Calamine vs Ethereal
Where Calamine belongs to Farrow & Ball's range, Ethereal is a PPG color. Hue-wise, Calamine belongs to the pink-red family and Ethereal to the beige family. Ethereal (LRV 74) reflects noticeably more light than Calamine (LRV 68), a difference of 6 points that becomes especially apparent in rooms with limited natural light. The ΔE 9.7 gap is real but not dramatic — close enough to use together, distinct enough to matter as a choice. Below, 5 simulated room previews show how each color reads at scale — real-room photos will be added as they become available.
Color Details
Calamine vs Ethereal Simulated Comparison
5 simulated room previews — drag the slider on each to see Calamine on one side and Ethereal on the other.
Digital color is approximate. These simulations are generated from the manufacturer's hex values and overlaid on grayscale room photos — your screen's calibration, brightness, and viewing angle all affect how they render. Before committing to either color, test physical samples in your own space under the light you actually live with.
More Calamine comparisons
See how Calamine stacks up against other well-photographed colors across different brands and tones.
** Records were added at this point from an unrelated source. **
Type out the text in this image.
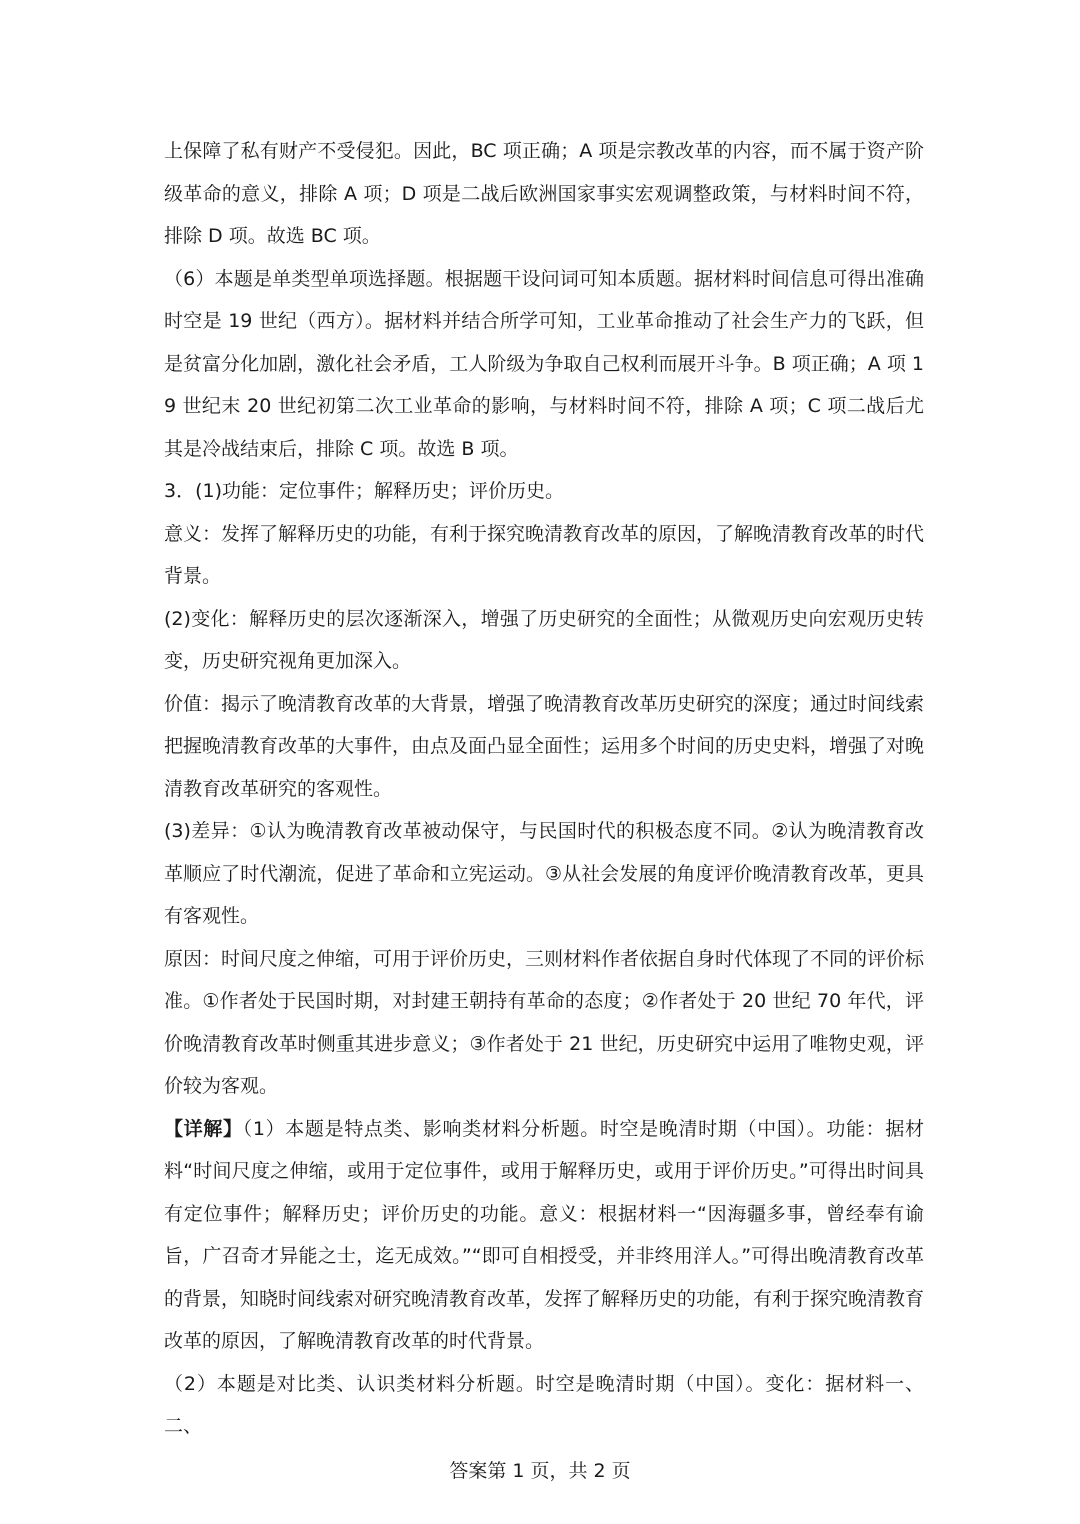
上保障了私有财产不受侵犯。因此，BC 项正确；A 项是宗教改革的内容，而不属于资产阶级革命的意义，排除 A 项；D 项是二战后欧洲国家事实宏观调整政策，与材料时间不符，排除 D 项。故选 BC 项。

（6）本题是单类型单项选择题。根据题干设问词可知本质题。据材料时间信息可得出准确时空是 19 世纪（西方）。据材料并结合所学可知，工业革命推动了社会生产力的飞跃，但是贫富分化加剧，激化社会矛盾，工人阶级为争取自己权利而展开斗争。B 项正确；A 项 19 世纪末 20 世纪初第二次工业革命的影响，与材料时间不符，排除 A 项；C 项二战后尤其是冷战结束后，排除 C 项。故选 B 项。

3．(1)功能：定位事件；解释历史；评价历史。

意义：发挥了解释历史的功能，有利于探究晚清教育改革的原因，了解晚清教育改革的时代背景。

(2)变化：解释历史的层次逐渐深入，增强了历史研究的全面性；从微观历史向宏观历史转变，历史研究视角更加深入。

价值：揭示了晚清教育改革的大背景，增强了晚清教育改革历史研究的深度；通过时间线索把握晚清教育改革的大事件，由点及面凸显全面性；运用多个时间的历史史料，增强了对晚清教育改革研究的客观性。

(3)差异：①认为晚清教育改革被动保守，与民国时代的积极态度不同。②认为晚清教育改革顺应了时代潮流，促进了革命和立宪运动。③从社会发展的角度评价晚清教育改革，更具有客观性。

原因：时间尺度之伸缩，可用于评价历史，三则材料作者依据自身时代体现了不同的评价标准。①作者处于民国时期，对封建王朝持有革命的态度；②作者处于 20 世纪 70 年代，评价晚清教育改革时侧重其进步意义；③作者处于 21 世纪，历史研究中运用了唯物史观，评价较为客观。

【详解】（1）本题是特点类、影响类材料分析题。时空是晚清时期（中国）。功能：据材料“时间尺度之伸缩，或用于定位事件，或用于解释历史，或用于评价历史。”可得出时间具有定位事件；解释历史；评价历史的功能。意义：根据材料一“因海疆多事，曾经奉有谕旨，广召奇才异能之士，迄无成效。”“即可自相授受，并非终用洋人。”可得出晚清教育改革的背景，知晓时间线索对研究晚清教育改革，发挥了解释历史的功能，有利于探究晚清教育改革的原因，了解晚清教育改革的时代背景。

（2）本题是对比类、认识类材料分析题。时空是晚清时期（中国）。变化：据材料一、二、

答案第 1 页，共 2 页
At LRV 83 vs 68, White Dove is decisively the brighter choice.


Calamine reflects far more light (LRV 68 vs 52), opening up a space where Purbeck Stone encloses it.
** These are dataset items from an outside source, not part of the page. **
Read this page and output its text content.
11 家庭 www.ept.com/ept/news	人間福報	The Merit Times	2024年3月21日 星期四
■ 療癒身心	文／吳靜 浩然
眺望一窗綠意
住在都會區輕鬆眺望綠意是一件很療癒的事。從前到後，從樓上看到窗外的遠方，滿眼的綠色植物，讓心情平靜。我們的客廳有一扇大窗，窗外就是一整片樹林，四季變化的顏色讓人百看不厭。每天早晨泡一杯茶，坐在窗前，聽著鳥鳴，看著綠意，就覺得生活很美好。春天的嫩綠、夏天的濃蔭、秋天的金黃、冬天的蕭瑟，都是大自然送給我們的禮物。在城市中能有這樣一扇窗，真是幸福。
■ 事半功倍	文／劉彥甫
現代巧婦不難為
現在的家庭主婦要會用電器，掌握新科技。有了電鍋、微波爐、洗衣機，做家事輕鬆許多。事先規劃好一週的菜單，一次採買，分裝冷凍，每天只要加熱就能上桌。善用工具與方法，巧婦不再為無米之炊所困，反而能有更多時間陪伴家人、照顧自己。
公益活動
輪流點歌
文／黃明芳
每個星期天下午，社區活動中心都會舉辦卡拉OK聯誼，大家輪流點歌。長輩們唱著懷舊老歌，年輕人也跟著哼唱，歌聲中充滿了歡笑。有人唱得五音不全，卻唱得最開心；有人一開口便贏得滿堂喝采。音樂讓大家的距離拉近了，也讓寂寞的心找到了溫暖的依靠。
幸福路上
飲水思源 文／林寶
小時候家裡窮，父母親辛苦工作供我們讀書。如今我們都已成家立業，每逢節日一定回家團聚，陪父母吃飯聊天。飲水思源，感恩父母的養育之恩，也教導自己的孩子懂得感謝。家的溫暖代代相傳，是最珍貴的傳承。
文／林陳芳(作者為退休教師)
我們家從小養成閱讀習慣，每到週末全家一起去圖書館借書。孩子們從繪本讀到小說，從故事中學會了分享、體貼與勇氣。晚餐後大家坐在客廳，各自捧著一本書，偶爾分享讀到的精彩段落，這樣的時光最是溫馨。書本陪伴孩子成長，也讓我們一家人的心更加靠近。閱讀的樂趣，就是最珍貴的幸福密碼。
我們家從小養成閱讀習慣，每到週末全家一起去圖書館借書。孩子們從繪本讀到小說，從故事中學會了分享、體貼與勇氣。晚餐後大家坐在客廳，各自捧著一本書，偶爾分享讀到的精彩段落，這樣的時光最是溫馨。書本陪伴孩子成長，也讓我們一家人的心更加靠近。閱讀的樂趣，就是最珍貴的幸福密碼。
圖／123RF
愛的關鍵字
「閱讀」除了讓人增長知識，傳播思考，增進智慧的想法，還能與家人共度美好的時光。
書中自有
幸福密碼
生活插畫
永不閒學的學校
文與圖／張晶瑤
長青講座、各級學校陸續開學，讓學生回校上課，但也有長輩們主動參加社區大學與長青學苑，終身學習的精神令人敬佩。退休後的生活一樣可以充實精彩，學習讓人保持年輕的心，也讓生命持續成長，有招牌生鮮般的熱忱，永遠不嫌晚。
Calamine reflects far more light (LRV 68 vs 30), opening up a space where Evergreen Fog encloses it.


Calamine reads slightly lighter (LRV 68 vs 60), a gap that shows most in low-lit rooms.


A 10-point LRV gap (68 vs 58) makes Calamine the marginally brighter of the two.


At LRV 68 vs 27, Calamine is decisively the brighter choice.


Calamine reflects far more light (LRV 68 vs 43), opening up a space where French Gray encloses it.


At LRV 68 vs 55, Calamine is decisively the brighter choice.


At LRV 68 vs 44, Calamine is decisively the brighter choice.


Pure White reflects far more light (LRV 84 vs 68), opening up a space where Calamine encloses it.


Their light reflectance is nearly identical (LRV 68 vs 66), so neither reads brighter in a room.


A 7-point LRV gap (74 vs 68) makes Shoji White the marginally brighter of the two.


At LRV 68 vs 12, Calamine is decisively the brighter choice.


Their light reflectance is nearly identical (LRV 68 vs 68), so neither reads brighter in a room.


At LRV 68 vs 12, Calamine is decisively the brighter choice.


At LRV 68 vs 45, Calamine is decisively the brighter choice.


Calamine reflects far more light (LRV 68 vs 31), opening up a space where Pale Green encloses it.


Calamine reflects far more light (LRV 68 vs 7), opening up a space where Pine Needle encloses it.


Calamine reflects far more light (LRV 68 vs 24), opening up a space where Cement grey encloses it.


Calamine reads slightly lighter (LRV 68 vs 57), a gap that shows most in low-lit rooms.


Just Walnut reads slightly lighter (LRV 72 vs 68), a gap that shows most in low-lit rooms.